The $5.3 billion retirement system formed its Opportunity Fund in 2010, targeting an 8 percent return for the strategy. The Opportunity Fund allocation is unique in that it remains blissfully undefined; dedicated entirely to strategies that fail to meet the full definitions of other asset classes.
Last year, the retirement system used the Fund to create a 2 to 3 percent sub-allocation to opportunistic real estate. That allocation was eventually put to work with a $50 million commitment to Torchlight Debt Opportunity Fund IV, which invests in mezzanine and distressed debt opportunities in the US real estate market.
“We just think this is a really compelling opportunity right now,” SDCERS chief investment officer Liza Crisafi told Private Debt Investor, adding that opportunistic credit strategies are minimally correlated to many of SDCERS other holdings.

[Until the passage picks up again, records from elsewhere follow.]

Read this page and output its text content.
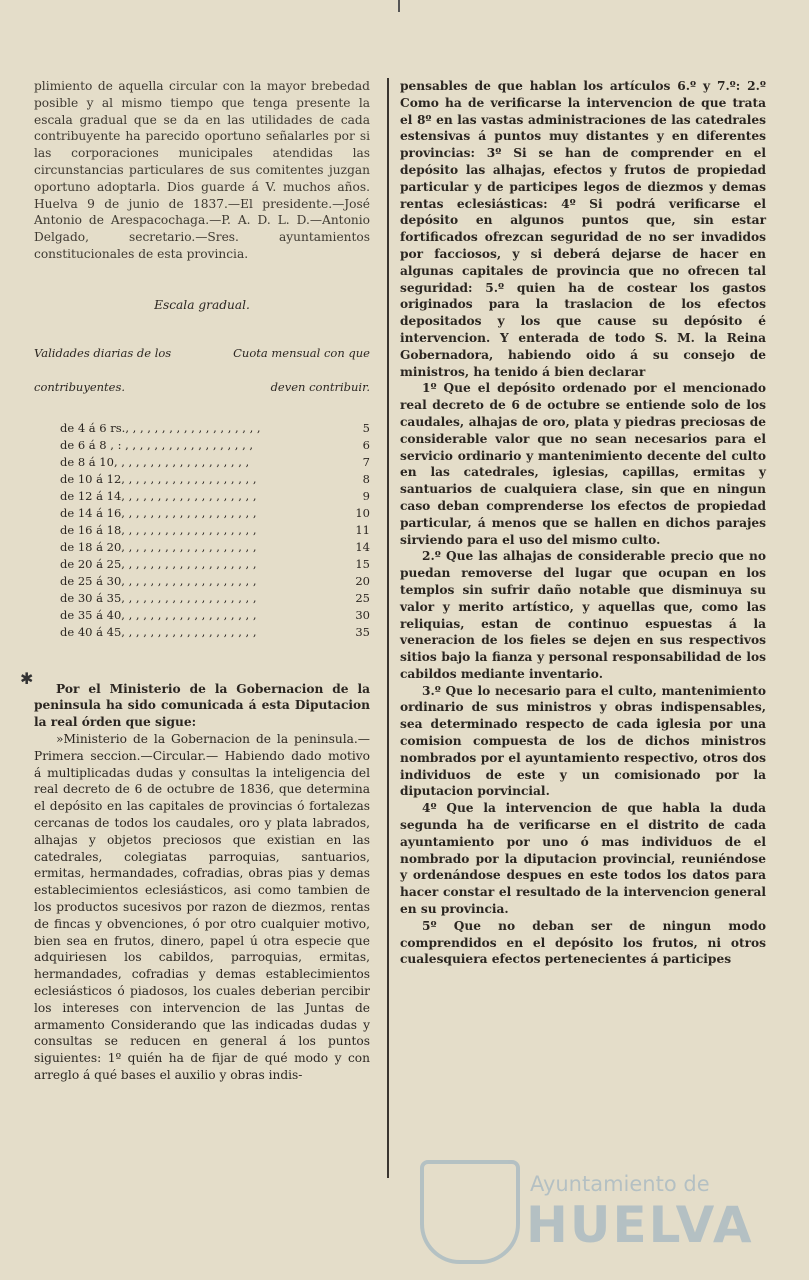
plimiento de aquella circular con la mayor brebedad posible y al mismo tiempo que tenga presente la escala gradual que se da en las utilidades de cada contribuyente ha parecido oportuno señalarles por si las corporaciones municipales atendidas las circunstancias particulares de sus comitentes juzgan oportuno adoptarla. Dios guarde á V. muchos años. Huelva 9 de junio de 1837.—El presidente.—José Antonio de Arespacochaga.—P. A. D. L. D.—Antonio Delgado, secretario.—Sres. ayuntamientos constitucionales de esta provincia.

Escala gradual.
Validades diarias de los contribuyentes.
Cuota mensual con que deven contribuir.
de 4 á 6 rs., , , , , , , , , , , , , , , , , , ,	5
de 6 á 8 , : , , , , , , , , , , , , , , , , , ,	6
de 8 á 10, , , , , , , , , , , , , , , , , , ,	7
de 10 á 12, , , , , , , , , , , , , , , , , , ,	8
de 12 á 14, , , , , , , , , , , , , , , , , , ,	9
de 14 á 16, , , , , , , , , , , , , , , , , , ,	10
de 16 á 18, , , , , , , , , , , , , , , , , , ,	11
de 18 á 20, , , , , , , , , , , , , , , , , , ,	14
de 20 á 25, , , , , , , , , , , , , , , , , , ,	15
de 25 á 30, , , , , , , , , , , , , , , , , , ,	20
de 30 á 35, , , , , , , , , , , , , , , , , , ,	25
de 35 á 40, , , , , , , , , , , , , , , , , , ,	30
de 40 á 45, , , , , , , , , , , , , , , , , , ,	35

Por el Ministerio de la Gobernacion de la peninsula ha sido comunicada á esta Diputacion la real órden que sigue:

»Ministerio de la Gobernacion de la peninsula.—Primera seccion.—Circular.— Habiendo dado motivo á multiplicadas dudas y consultas la inteligencia del real decreto de 6 de octubre de 1836, que determina el depósito en las capitales de provincias ó fortalezas cercanas de todos los caudales, oro y plata labrados, alhajas y objetos preciosos que existian en las catedrales, colegiatas parroquias, santuarios, ermitas, hermandades, cofradias, obras pias y demas establecimientos eclesiásticos, asi como tambien de los productos sucesivos por razon de diezmos, rentas de fincas y obvenciones, ó por otro cualquier motivo, bien sea en frutos, dinero, papel ú otra especie que adquiriesen los cabildos, parroquias, ermitas, hermandades, cofradias y demas establecimientos eclesiásticos ó piadosos, los cuales deberian percibir los intereses con intervencion de las Juntas de armamento Considerando que las indicadas dudas y consultas se reducen en general á los puntos siguientes: 1º quién ha de fijar de qué modo y con arreglo á qué bases el auxilio y obras indis-

✱

pensables de que hablan los artículos 6.º y 7.º: 2.º Como ha de verificarse la intervencion de que trata el 8º en las vastas administraciones de las catedrales estensivas á puntos muy distantes y en diferentes provincias: 3º Si se han de comprender en el depósito las alhajas, efectos y frutos de propiedad particular y de participes legos de diezmos y demas rentas eclesiásticas: 4º Si podrá verificarse el depósito en algunos puntos que, sin estar fortificados ofrezcan seguridad de no ser invadidos por facciosos, y si deberá dejarse de hacer en algunas capitales de provincia que no ofrecen tal seguridad: 5.º quien ha de costear los gastos originados para la traslacion de los efectos depositados y los que cause su depósito é intervencion. Y enterada de todo S. M. la Reina Gobernadora, habiendo oido á su consejo de ministros, ha tenido á bien declarar

1º Que el depósito ordenado por el mencionado real decreto de 6 de octubre se entiende solo de los caudales, alhajas de oro, plata y piedras preciosas de considerable valor que no sean necesarios para el servicio ordinario y mantenimiento decente del culto en las catedrales, iglesias, capillas, ermitas y santuarios de cualquiera clase, sin que en ningun caso deban comprenderse los efectos de propiedad particular, á menos que se hallen en dichos parajes sirviendo para el uso del mismo culto.

2.º Que las alhajas de considerable precio que no puedan removerse del lugar que ocupan en los templos sin sufrir daño notable que disminuya su valor y merito artístico, y aquellas que, como las reliquias, estan de continuo espuestas á la veneracion de los fieles se dejen en sus respectivos sitios bajo la fianza y personal responsabilidad de los cabildos mediante inventario.

3.º Que lo necesario para el culto, mantenimiento ordinario de sus ministros y obras indispensables, sea determinado respecto de cada iglesia por una comision compuesta de los de dichos ministros nombrados por el ayuntamiento respectivo, otros dos individuos de este y un comisionado por la diputacion porvincial.

4º Que la intervencion de que habla la duda segunda ha de verificarse en el distrito de cada ayuntamiento por uno ó mas individuos de el nombrado por la diputacion provincial, reuniéndose y ordenándose despues en este todos los datos para hacer constar el resultado de la intervencion general en su provincia.

5º Que no deban ser de ningun modo comprendidos en el depósito los frutos, ni otros cualesquiera efectos pertenecientes á participes

Ayuntamiento de
HUELVA
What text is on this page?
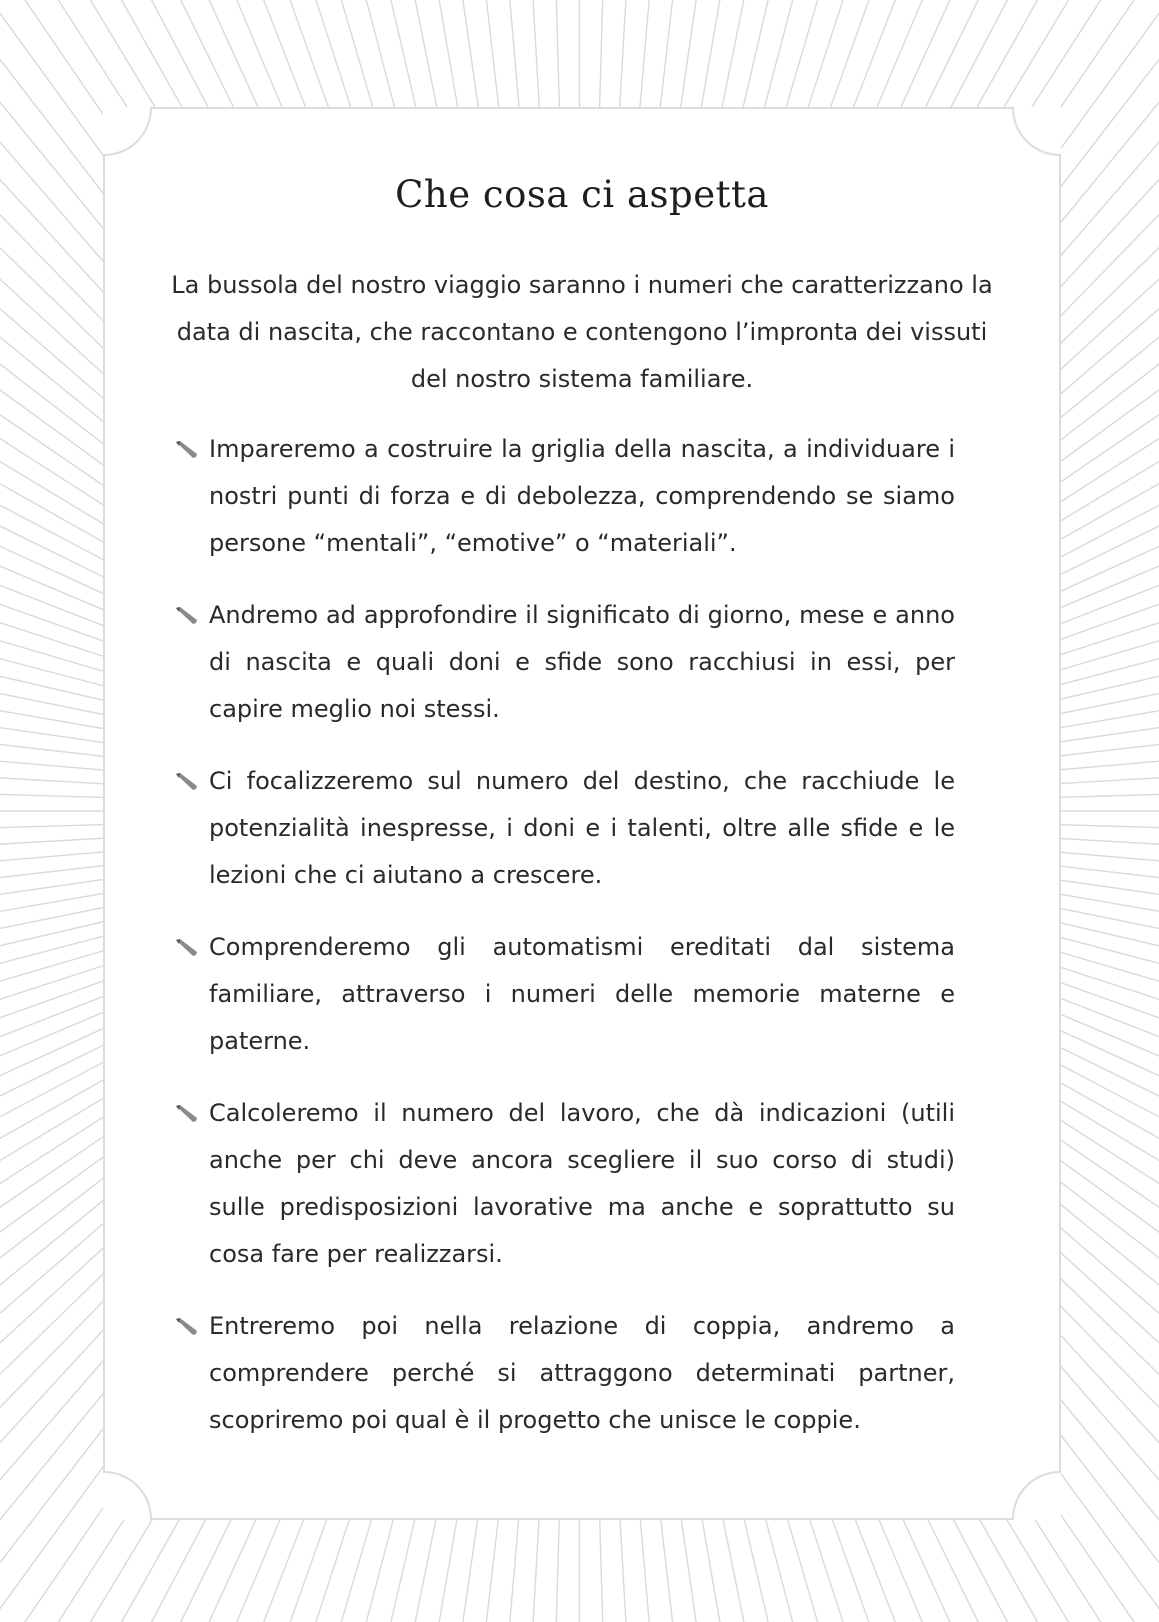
Che cosa ci aspetta

La bussola del nostro viaggio saranno i numeri che caratterizzano la data di nascita, che raccontano e contengono l’impronta dei vissuti del nostro sistema familiare.

Impareremo a costruire la griglia della nascita, a individuare i nostri punti di forza e di debolezza, comprendendo se siamo persone “mentali”, “emotive” o “materiali”.
Andremo ad approfondire il significato di giorno, mese e anno di nascita e quali doni e sfide sono racchiusi in essi, per capire meglio noi stessi.
Ci focalizzeremo sul numero del destino, che racchiude le potenzialità inespresse, i doni e i talenti, oltre alle sfide e le lezioni che ci aiutano a crescere.
Comprenderemo gli automatismi ereditati dal sistema familiare, attraverso i numeri delle memorie materne e paterne.
Calcoleremo il numero del lavoro, che dà indicazioni (utili anche per chi deve ancora scegliere il suo corso di studi) sulle predisposizioni lavorative ma anche e soprattutto su cosa fare per realizzarsi.
Entreremo poi nella relazione di coppia, andremo a comprendere perché si attraggono determinati partner, scopriremo poi qual è il progetto che unisce le coppie.
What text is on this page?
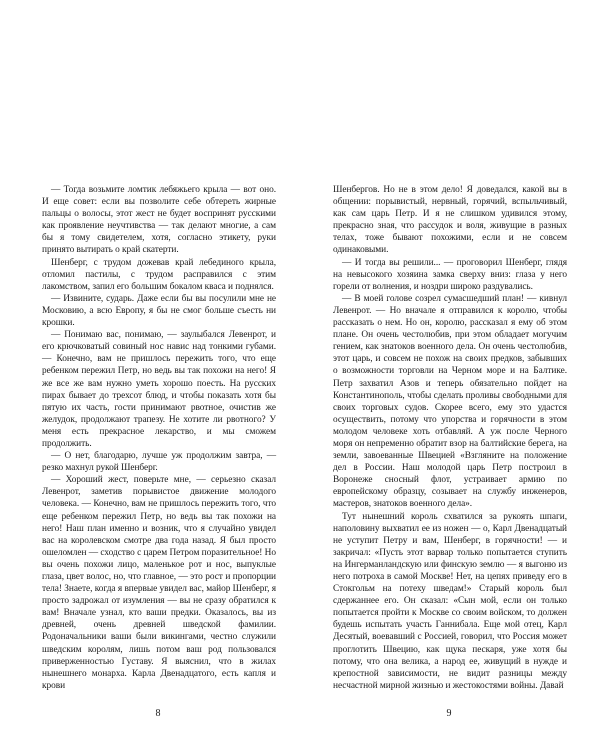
— Тогда возьмите ломтик лебяжьего крыла — вот оно. И еще совет: если вы позволите себе обтереть жирные пальцы о волосы, этот жест не будет воспринят русскими как проявление неучтивства — так делают многие, а сам бы я тому свидетелем, хотя, согласно этикету, руки принято вытирать о край скатерти.

Шенберг, с трудом дожевав край лебединого крыла, отломил пастилы, с трудом расправился с этим лакомством, запил его большим бокалом кваса и поднялся.

— Извините, сударь. Даже если бы вы посулили мне не Московию, а всю Европу, я бы не смог больше съесть ни крошки.

— Понимаю вас, понимаю, — заулыбался Левенрот, и его крючковатый совиный нос навис над тонкими губами. — Конечно, вам не пришлось пережить того, что еще ребенком пережил Петр, но ведь вы так похожи на него! Я же все же вам нужно уметь хорошо поесть. На русских пирах бывает до трехсот блюд, и чтобы показать хотя бы пятую их часть, гости принимают рвотное, очистив же желудок, продолжают трапезу. Не хотите ли рвотного? У меня есть прекрасное лекарство, и мы сможем продолжить.

— О нет, благодарю, лучше уж продолжим завтра, — резко махнул рукой Шенберг.

— Хороший жест, поверьте мне, — серьезно сказал Левенрот, заметив порывистое движение молодого человека. — Конечно, вам не пришлось пережить того, что еще ребенком пережил Петр, но ведь вы так похожи на него! Наш план именно и возник, что я случайно увидел вас на королевском смотре два года назад. Я был просто ошеломлен — сходство с царем Петром поразительное! Но вы очень похожи лицо, маленькое рот и нос, выпуклые глаза, цвет волос, но, что главное, — это рост и пропорции тела! Знаете, когда я впервые увидел вас, майор Шенберг, я просто задрожал от изумления — вы не сразу обратился к вам! Вначале узнал, кто ваши предки. Оказалось, вы из древней, очень древней шведской фамилии. Родоначальники ваши были викингами, честно служили шведским королям, лишь потом ваш род пользовался приверженностью Густаву. Я выяснил, что в жилах нынешнего монарха. Карла Двенадцатого, есть капля и крови

8

Шенбергов. Но не в этом дело! Я доведался, какой вы в общении: порывистый, нервный, горячий, вспыльчивый, как сам царь Петр. И я не слишком удивился этому, прекрасно зная, что рассудок и воля, живущие в разных телах, тоже бывают похожими, если и не совсем одинаковыми.

— И тогда вы решили... — проговорил Шенберг, глядя на невысокого хозяина замка сверху вниз: глаза у него горели от волнения, и ноздри широко раздувались.

— В моей голове созрел сумасшедший план! — кивнул Левенрот. — Но вначале я отправился к королю, чтобы рассказать о нем. Но он, королю, рассказал я ему об этом плане. Он очень честолюбив, при этом обладает могучим гением, как знатоков военного дела. Он очень честолюбив, этот царь, и совсем не похож на своих предков, забывших о возможности торговли на Черном море и на Балтике. Петр захватил Азов и теперь обязательно пойдет на Константинополь, чтобы сделать проливы свободными для своих торговых судов. Скорее всего, ему это удастся осуществить, потому что упорства и горячности в этом молодом человеке хоть отбавляй. А уж после Черного моря он непременно обратит взор на балтийские берега, на земли, завоеванные Швецией «Взгляните на положение дел в России. Наш молодой царь Петр построил в Воронеже сносный флот, устраивает армию по европейскому образцу, созывает на службу инженеров, мастеров, знатоков военного дела».

Тут нынешний король схватился за рукоять шпаги, наполовину выхватил ее из ножен — о, Карл Двенадцатый не уступит Петру и вам, Шенберг, в горячности! — и закричал: «Пусть этот варвар только попытается ступить на Ингерманландскую или финскую землю — я выгоню из него потроха в самой Москве! Нет, на цепях приведу его в Стокгольм на потеху шведам!» Старый король был сдержаннее его. Он сказал: «Сын мой, если он только попытается пройти к Москве со своим войском, то должен будешь испытать участь Ганнибала. Еще мой отец, Карл Десятый, воевавший с Россией, говорил, что Россия может проглотить Швецию, как щука пескаря, уже хотя бы потому, что она велика, а народ ее, живущий в нужде и крепостной зависимости, не видит разницы между несчастной мирной жизнью и жестокостями войны. Давай

9
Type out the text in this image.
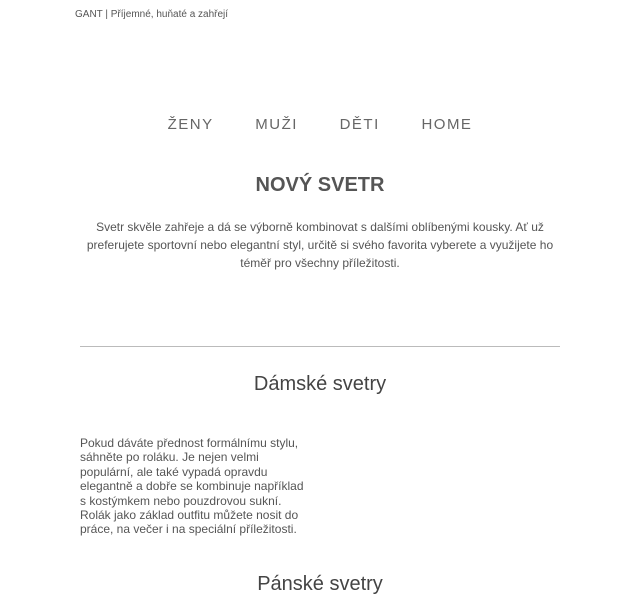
GANT | Příjemné, huňaté a zahřejí
ŽENY	MUŽI	DĚTI	HOME
NOVÝ SVETR

Svetr skvěle zahřeje a dá se výborně kombinovat s dalšími oblíbenými kousky. Ať už preferujete sportovní nebo elegantní styl, určitě si svého favorita vyberete a využijete ho téměř pro všechny příležitosti.

Dámské svetry

Pokud dáváte přednost formálnímu stylu, sáhněte po roláku. Je nejen velmi populární, ale také vypadá opravdu elegantně a dobře se kombinuje například s kostýmkem nebo pouzdrovou sukní. Rolák jako základ outfitu můžete nosit do práce, na večer i na speciální příležitosti.

Pánské svetry
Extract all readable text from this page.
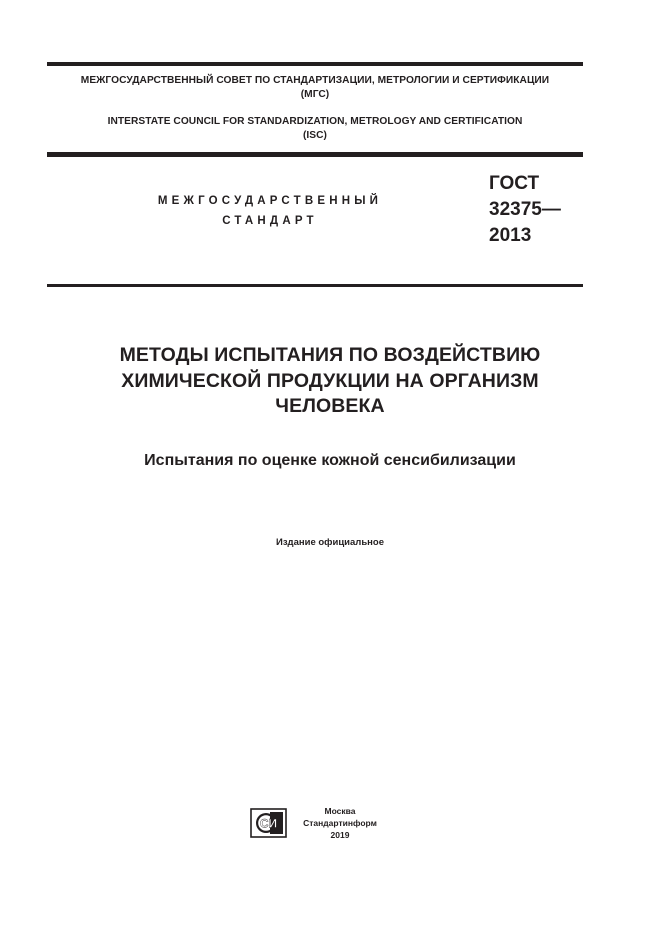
МЕЖГОСУДАРСТВЕННЫЙ СОВЕТ ПО СТАНДАРТИЗАЦИИ, МЕТРОЛОГИИ И СЕРТИФИКАЦИИ
(МГС)
INTERSTATE COUNCIL FOR STANDARDIZATION, METROLOGY AND CERTIFICATION
(ISC)
МЕЖГОСУДАРСТВЕННЫЙ
СТАНДАРТ
ГОСТ
32375—
2013
МЕТОДЫ ИСПЫТАНИЯ ПО ВОЗДЕЙСТВИЮ
ХИМИЧЕСКОЙ ПРОДУКЦИИ НА ОРГАНИЗМ
ЧЕЛОВЕКА
Испытания по оценке кожной сенсибилизации
Издание официальное
СИ
Москва
Стандартинформ
2019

She also said that the retirement system will likely pursue the new strategy through the formation of a separately managed account, which could allow the allocation to grow over time.
Private debt has existed as a distinct asset class in the US for some time. Unfortunately, it hasn’t been until recently that limited partners – particularly public pensions – shifted their asset allocation strategies to accommodate its unique structures and return profiles. Some investors, namely massive public pensions such as The California Public Employees’ Retirement System and The New Jersey Division of Investment, have accessed the strategy through separate accounts with large firms like GSO.
The formation of a separate credit strategy by a smaller institutional investor, such as SDCERS, reveals a growing appetite for the asset class. More importantly, San Diego’s decision to lock down a separate account for its allocation is indicative of greater sophistication within the LP universe.
As more public pensions follow the leads of CalPERS, New Jersey and SDCERS, the question as to how investors allocate to private debt will become moot. It would certainly be a welcome development.